The combination of Hannover Life Reassurance Co. of America's reaction to the BEAT and the reinsurance of legacy business by life units of American International Group Inc. has already created volatility in the industry's assumed and ceded premiums in 2018. Hannover Life restructured certain of its retrocession agreements to avoid what it characterized as the "severe surplus strain" that would have resulted from its transactions with foreign affiliates through the new tax. And a new Bermuda affiliate assumed the AIG legacy business, taking it outside of the scope of US statutory data, as the group reported ceded premiums of $31.93 billion for the first quarter and total net premiums of a negative $27.36 billion in the life, annuity and accident and health lines.
Given the prospects for other large life groups to use reinsurance, M&A or some combination of the two to address their legacy exposures, net premium trends are likely to remain a moving target and the source of considerable volatility in the industry's future results.
The projections represent the product of a sum-of-the-parts analysis of line-of-business-level results for private carriers in the US life, annuity and health industry modeled largely on Exhibits 1 and 2 to annual statutory statements.

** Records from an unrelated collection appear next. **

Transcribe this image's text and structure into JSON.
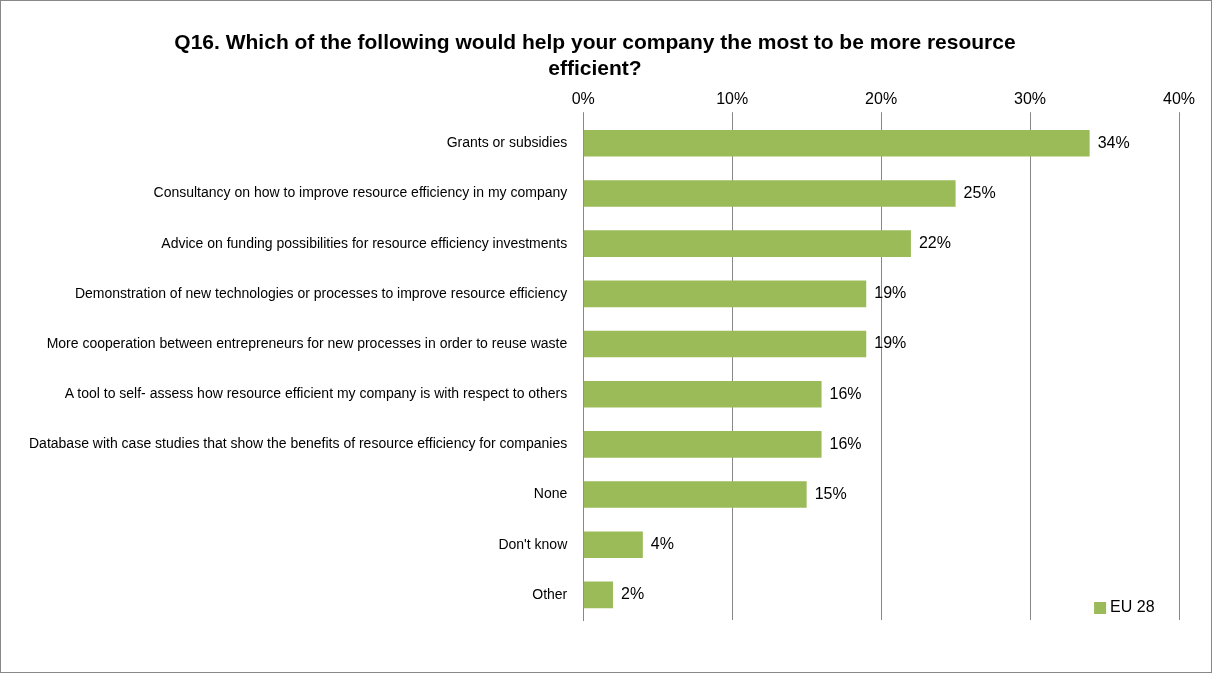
{
  "chart_data": {
    "type": "bar",
    "orientation": "horizontal",
    "title": "Q16. Which of the following would help your company the most to be more resource efficient?",
    "categories": [
      "Grants or subsidies",
      "Consultancy on how to improve resource efficiency in my company",
      "Advice on funding possibilities for resource efficiency investments",
      "Demonstration of new technologies or processes to improve resource efficiency",
      "More cooperation between entrepreneurs for new processes in order to reuse waste",
      "A tool to self- assess how resource efficient my company is with respect to others",
      "Database with case studies that show the benefits of resource efficiency for companies",
      "None",
      "Don't know",
      "Other"
    ],
    "series": [
      {
        "name": "EU 28",
        "color": "#9bbb59",
        "values": [
          34,
          25,
          22,
          19,
          19,
          16,
          16,
          15,
          4,
          2
        ],
        "value_labels": [
          "34%",
          "25%",
          "22%",
          "19%",
          "19%",
          "16%",
          "16%",
          "15%",
          "4%",
          "2%"
        ]
      }
    ],
    "xlim": [
      0,
      40
    ],
    "xticks": [
      {
        "value": 0,
        "label": "0%"
      },
      {
        "value": 10,
        "label": "10%"
      },
      {
        "value": 20,
        "label": "20%"
      },
      {
        "value": 30,
        "label": "30%"
      },
      {
        "value": 40,
        "label": "40%"
      }
    ],
    "grid": "x",
    "legend": "bottom right"
  }
}
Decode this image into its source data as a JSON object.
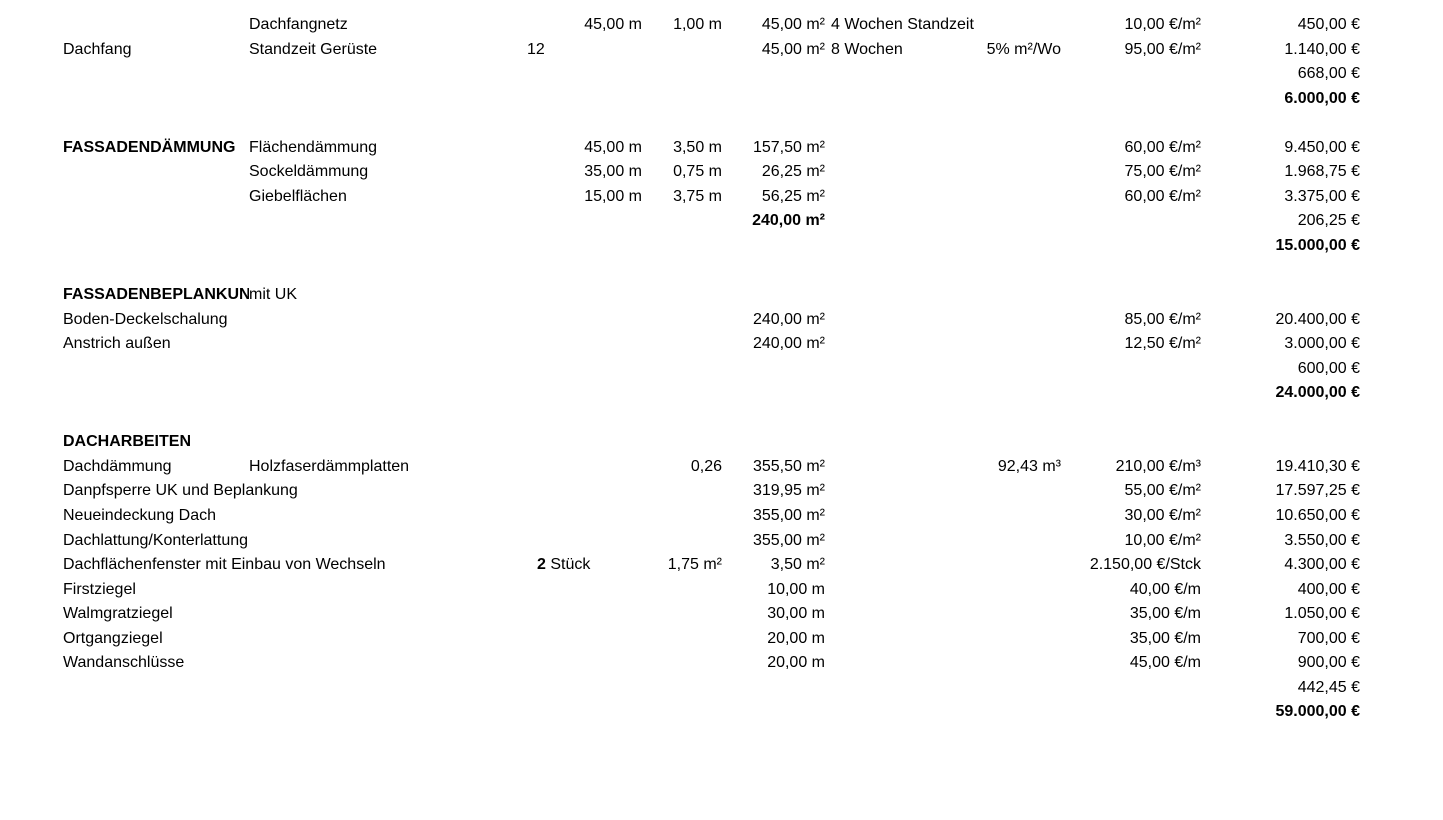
{
  "rows": [
    {
      "b": "Dachfangnetz",
      "d": "45,00 m",
      "e": "1,00 m",
      "f": "45,00 m²",
      "f2": "4 Wochen Standzeit",
      "h": "10,00 €/m²",
      "i": "450,00 €"
    },
    {
      "a": "Dachfang",
      "b": "Standzeit Gerüste",
      "c": "12",
      "f": "45,00 m²",
      "f2": "8 Wochen",
      "g": "5% m²/Wo",
      "h": "95,00 €/m²",
      "i": "1.140,00 €"
    },
    {
      "i": "668,00 €"
    },
    {
      "i": "6.000,00 €",
      "bold": [
        "i"
      ]
    },
    {},
    {
      "a": "FASSADENDÄMMUNG",
      "b": "Flächendämmung",
      "d": "45,00 m",
      "e": "3,50 m",
      "f": "157,50 m²",
      "h": "60,00 €/m²",
      "i": "9.450,00 €",
      "bold": [
        "a"
      ]
    },
    {
      "b": "Sockeldämmung",
      "d": "35,00 m",
      "e": "0,75 m",
      "f": "26,25 m²",
      "h": "75,00 €/m²",
      "i": "1.968,75 €"
    },
    {
      "b": "Giebelflächen",
      "d": "15,00 m",
      "e": "3,75 m",
      "f": "56,25 m²",
      "h": "60,00 €/m²",
      "i": "3.375,00 €"
    },
    {
      "f": "240,00 m²",
      "i": "206,25 €",
      "bold": [
        "f"
      ]
    },
    {
      "i": "15.000,00 €",
      "bold": [
        "i"
      ]
    },
    {},
    {
      "a": "FASSADENBEPLANKUNG",
      "b": "mit UK",
      "bold": [
        "a"
      ]
    },
    {
      "a": "Boden-Deckelschalung",
      "f": "240,00 m²",
      "h": "85,00 €/m²",
      "i": "20.400,00 €",
      "wide": true
    },
    {
      "a": "Anstrich außen",
      "f": "240,00 m²",
      "h": "12,50 €/m²",
      "i": "3.000,00 €"
    },
    {
      "i": "600,00 €"
    },
    {
      "i": "24.000,00 €",
      "bold": [
        "i"
      ]
    },
    {},
    {
      "a": "DACHARBEITEN",
      "bold": [
        "a"
      ]
    },
    {
      "a": "Dachdämmung",
      "b": "Holzfaserdämmplatten",
      "e": "0,26",
      "f": "355,50 m²",
      "g": "92,43 m³",
      "h": "210,00 €/m³",
      "i": "19.410,30 €"
    },
    {
      "a": "Danpfsperre UK und Beplankung",
      "f": "319,95 m²",
      "h": "55,00 €/m²",
      "i": "17.597,25 €",
      "wide": true
    },
    {
      "a": "Neueindeckung Dach",
      "f": "355,00 m²",
      "h": "30,00 €/m²",
      "i": "10.650,00 €"
    },
    {
      "a": "Dachlattung/Konterlattung",
      "f": "355,00 m²",
      "h": "10,00 €/m²",
      "i": "3.550,00 €",
      "wide": true
    },
    {
      "a": "Dachflächenfenster mit Einbau von Wechseln",
      "c2n": "2",
      "c2u": "Stück",
      "e": "1,75 m²",
      "f": "3,50 m²",
      "h": "2.150,00 €/Stck",
      "i": "4.300,00 €",
      "wide": true
    },
    {
      "a": "Firstziegel",
      "f": "10,00 m",
      "h": "40,00 €/m",
      "i": "400,00 €"
    },
    {
      "a": "Walmgratziegel",
      "f": "30,00 m",
      "h": "35,00 €/m",
      "i": "1.050,00 €"
    },
    {
      "a": "Ortgangziegel",
      "f": "20,00 m",
      "h": "35,00 €/m",
      "i": "700,00 €"
    },
    {
      "a": "Wandanschlüsse",
      "f": "20,00 m",
      "h": "45,00 €/m",
      "i": "900,00 €"
    },
    {
      "i": "442,45 €"
    },
    {
      "i": "59.000,00 €",
      "bold": [
        "i"
      ]
    }
  ]
}
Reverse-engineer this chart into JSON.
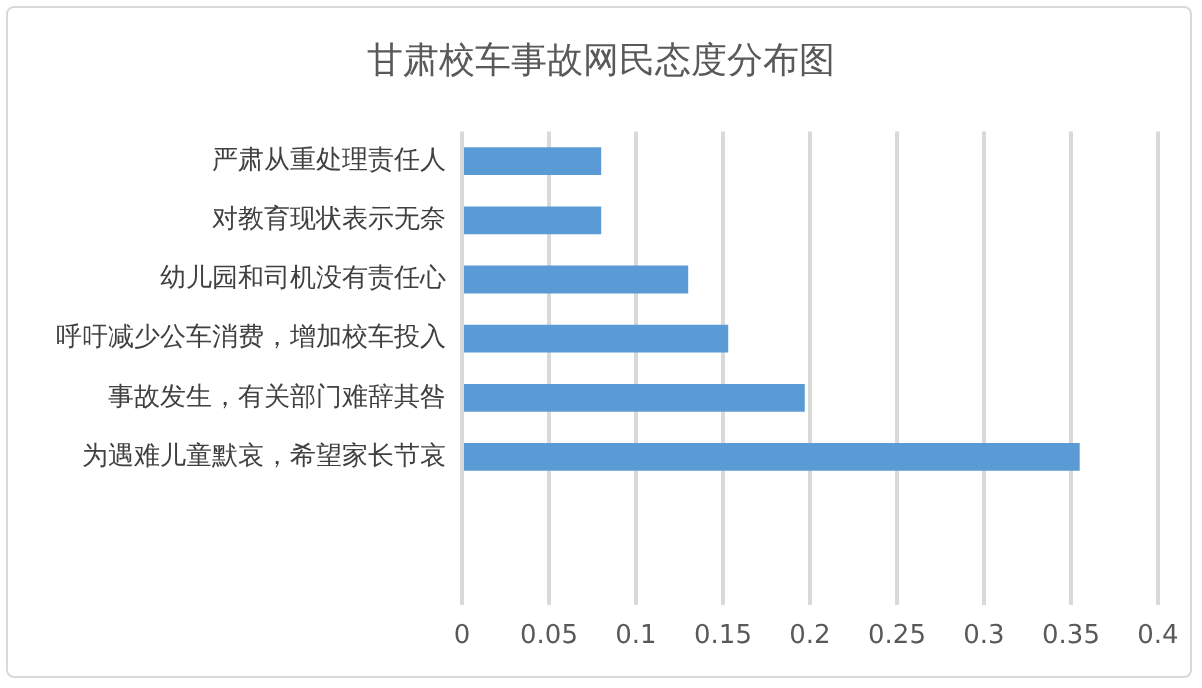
{
  "chart_data": {
    "type": "bar",
    "orientation": "horizontal",
    "title": "甘肃校车事故网民态度分布图",
    "categories": [
      "严肃从重处理责任人",
      "对教育现状表示无奈",
      "幼儿园和司机没有责任心",
      "呼吁减少公车消费，增加校车投入",
      "事故发生，有关部门难辞其咎",
      "为遇难儿童默哀，希望家长节哀",
      null,
      null
    ],
    "values": [
      0.08,
      0.08,
      0.13,
      0.153,
      0.197,
      0.355,
      null,
      null
    ],
    "color": "#5b9bd5",
    "xlim": [
      0,
      0.4
    ],
    "xticks": [
      0,
      0.05,
      0.1,
      0.15,
      0.2,
      0.25,
      0.3,
      0.35,
      0.4
    ],
    "grid": "x",
    "legend": false
  }
}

While S&P Global Market Intelligence does not project results for individual carriers or life groups, certain significant company-specific activities help inform the line-of-business level outlook. In addition, the outlook attempts to exclude the impact of select one-off events that involved the on-shoring or offshoring of business to such an extent that it dramatically impacted industry level financials on a historical basis. Macroeconomic inputs reflect consensus estimates compiled by The Wall Street Journal and the outlook published by the Congressional Budget Office in January. The outlook is subject to change periodically and as events warrant.